If you close the metrics window, it will reattach to HammerDB, experts can use this view for a quick oversight of the wait events experienced by the database.

When the workload has completed, HammerDB reports the performance.

So, now it should be clear, the error made by EnterpriseDB in analyzing PostgreSQL performance using workload reports.  The clue is in the special attention paid to the 10-minute period of the workload report. It is highly likely that in this period of time they ran a schema build and a benchmark workload and then mistakenly attributed the build wait events to the workload and reached the wrong overall conclusion (that the client test machine was overwhelmed and could not respond to the server fast enough). Of course, we already know this will not be the case in advance because we use stored procedures to ensure that the workload runs on the server and not the client.

We have learned an important aspect of snapshot type workload reports. Firstly, they show an average of all the work taking place on a database over a period of time, so as in this case if you have 2 separate scenarios (such as schema build and benchmark) in this time period the overall report can be confusing. Secondly, snapshot workload reports are relative. The wait events they show are only relative to the work taking place at that time, so for example, a report from an idle system may have the DBA diagnosing obscure housekeeping related wait events as the DBA taking the snapshot has missed the crucial workload. When using snapshot type reports, pay close attention to what the workload should be that you think you are capturing and clues that you could have made an error.

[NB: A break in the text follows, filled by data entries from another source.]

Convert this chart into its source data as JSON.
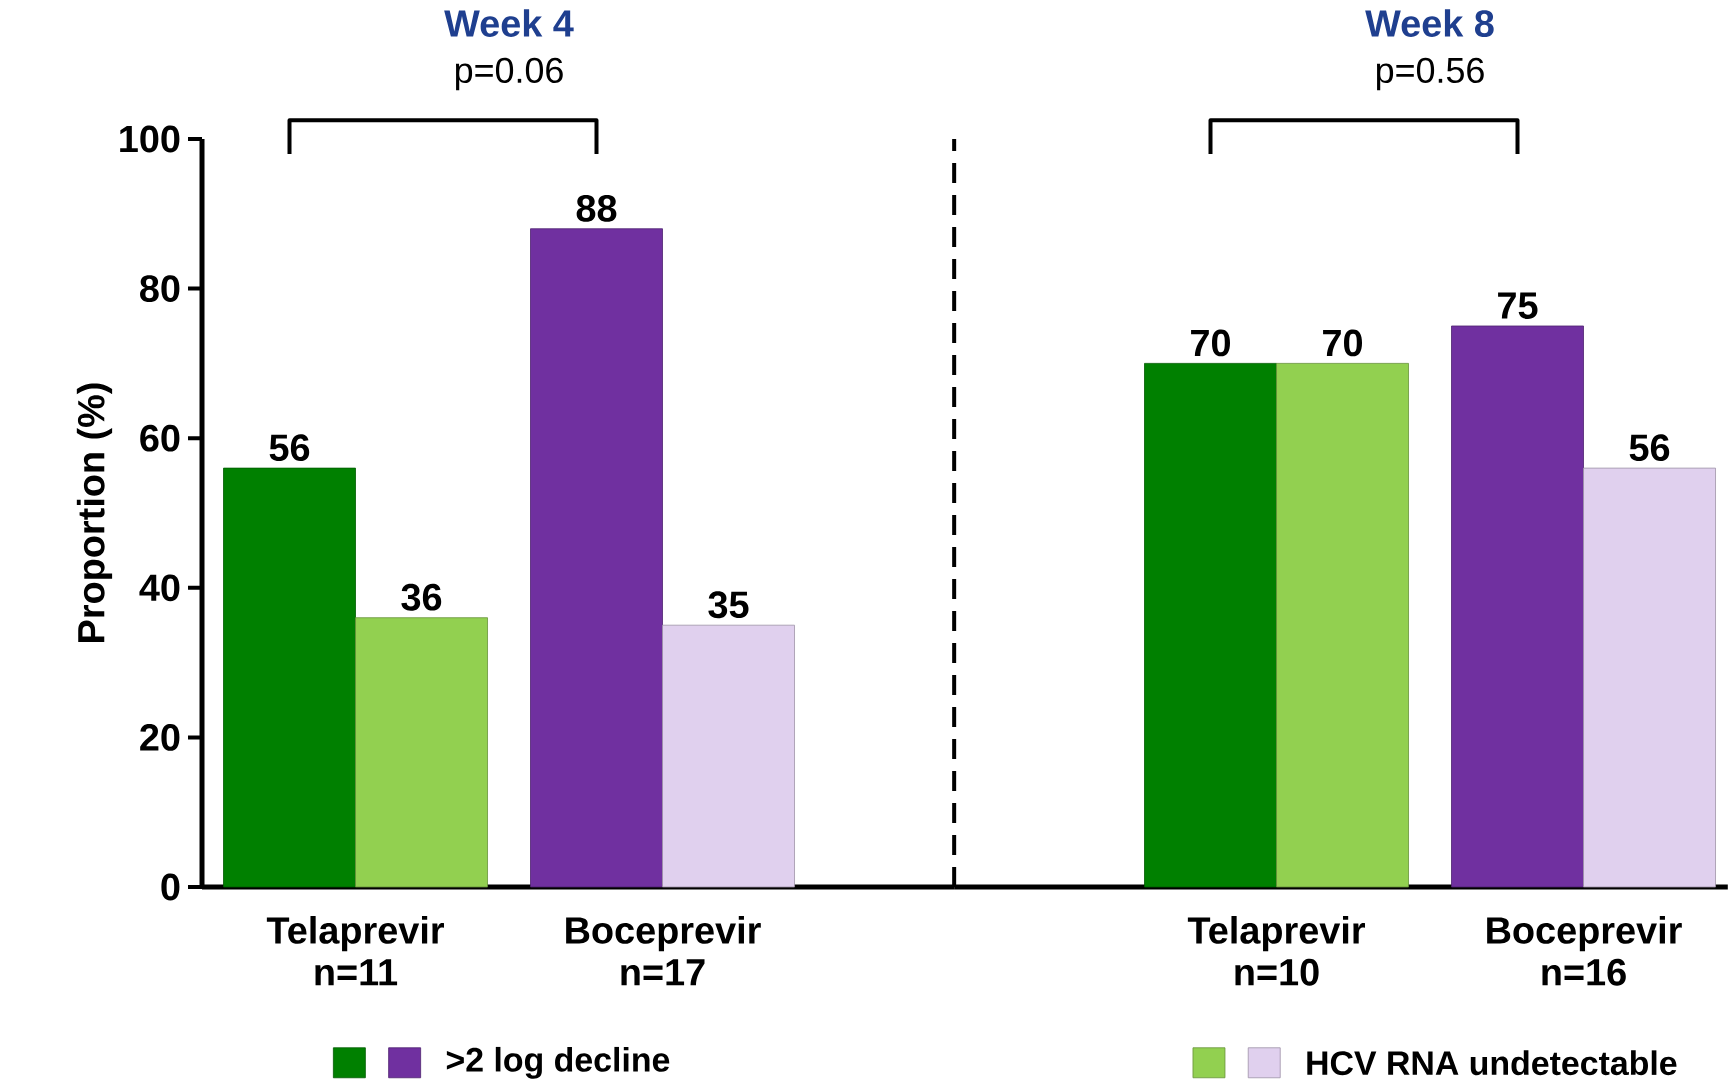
{
  "chart_data": [
    {
      "type": "bar",
      "title": "Week 4",
      "ylabel": "Proportion (%)",
      "categories": [
        "Telaprevir n=11",
        "Boceprevir n=17"
      ],
      "series": [
        {
          "name": ">2 log decline",
          "colors": [
            "#008000",
            "#7030a0"
          ],
          "values": [
            56,
            88
          ]
        },
        {
          "colors": [
            "#92d050",
            "#e0d0ee"
          ],
          "values": [
            36,
            35
          ]
        }
      ],
      "ylim": [
        0,
        100
      ],
      "yticks": [
        0,
        20,
        40,
        60,
        80,
        100
      ],
      "data_labels": true,
      "legend": "bottom",
      "annotations": [
        "p=0.06"
      ]
    },
    {
      "type": "bar",
      "title": "Week 8",
      "categories": [
        "Telaprevir n=10",
        "Boceprevir n=16"
      ],
      "series": [
        {
          "colors": [
            "#008000",
            "#7030a0"
          ],
          "values": [
            70,
            75
          ]
        },
        {
          "name": "HCV RNA undetectable",
          "colors": [
            "#92d050",
            "#e0d0ee"
          ],
          "values": [
            70,
            56
          ]
        }
      ],
      "ylim": [
        0,
        100
      ],
      "tick_labels": "x",
      "data_labels": true,
      "legend": "bottom",
      "annotations": [
        "p=0.56"
      ]
    }
  ]
}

Instead, using pgSentinel for an active session history approach shows the active sessions over time and their wait events, making it easier to determine that different workloads have been running consecutively.

We looked at the blog post How Postgres Workload Reports Help Optimize Database Operations by EnterpriseDB and saw how using a workload report to analyze a HammerDB workload resulted in an incorrect conclusion. We then presented the HammerDB alternative based on pgSentinel and an active session history approach to illustrate that it was likely EnterpriseDB attributed the wait events from a HammerDB schema build to a benchmark run, thereby reaching this incorrect conclusion.

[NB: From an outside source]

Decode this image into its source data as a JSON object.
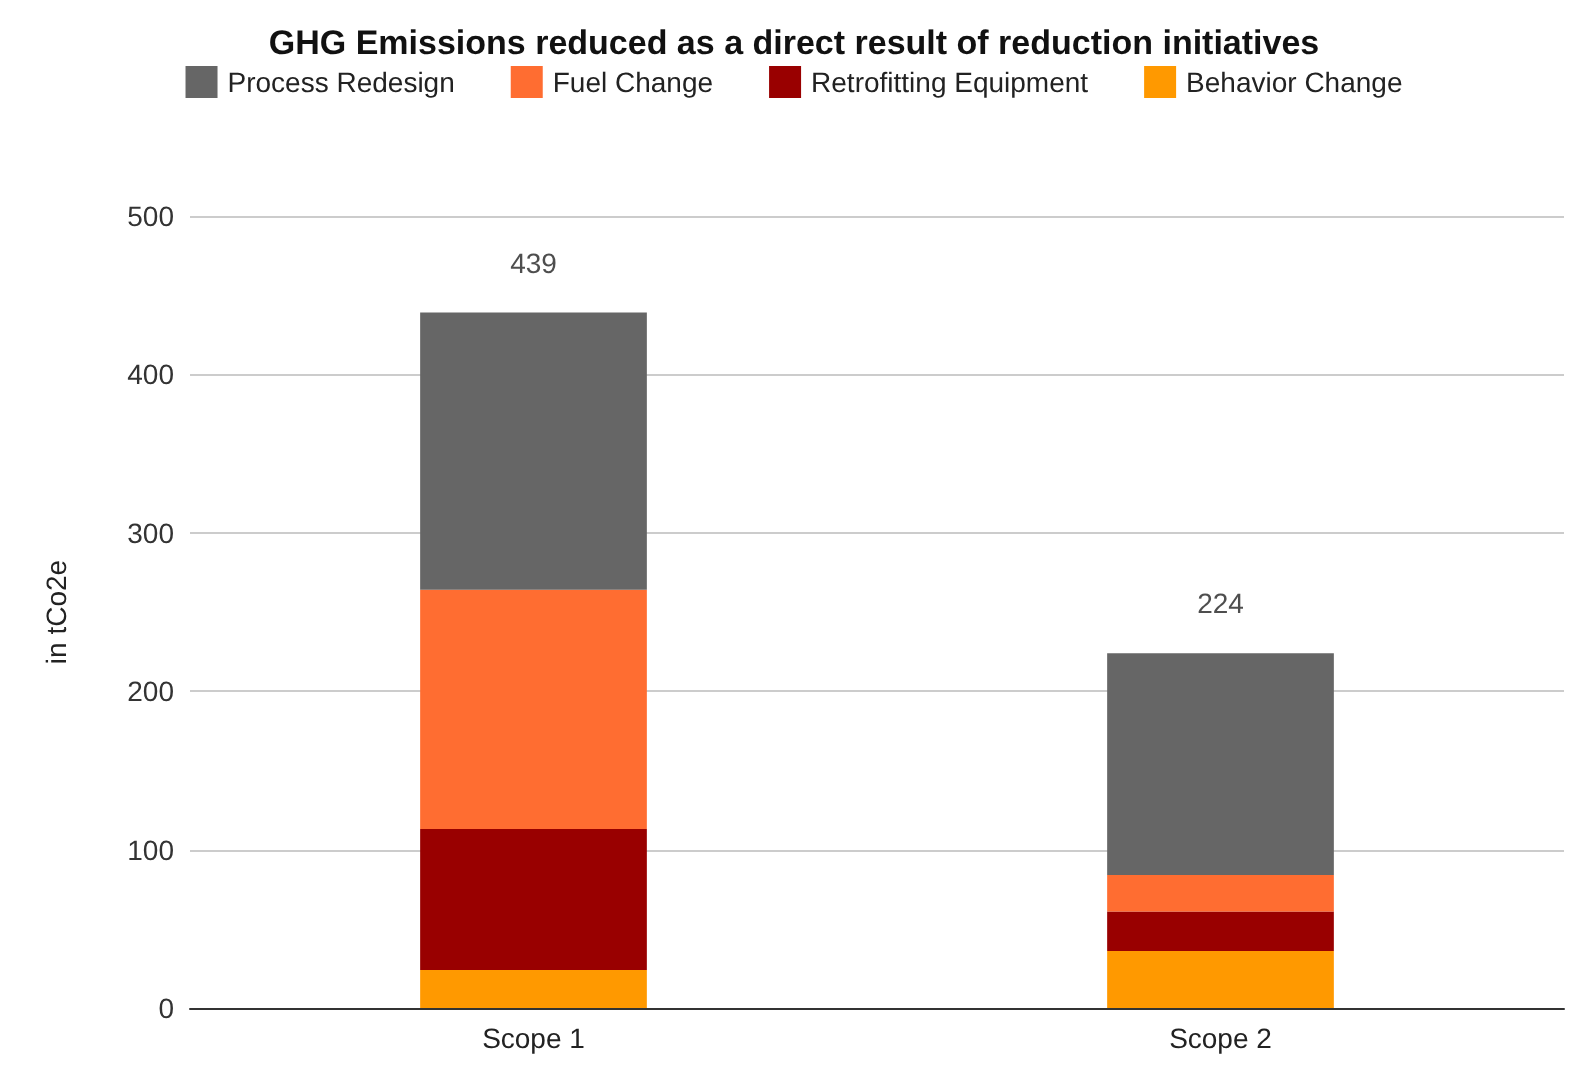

Of course, workload reports and the active session history complement each other in diagnosing database performance, however with workload reports it is especially important to know what workload is running on the database during the snapshot interval. For example, with the HammerDB Oracle workload a snapshot for an AWR report is taken automatically after the ramp-up period is complete to ensure that the report only shows the database metrics for the workload period.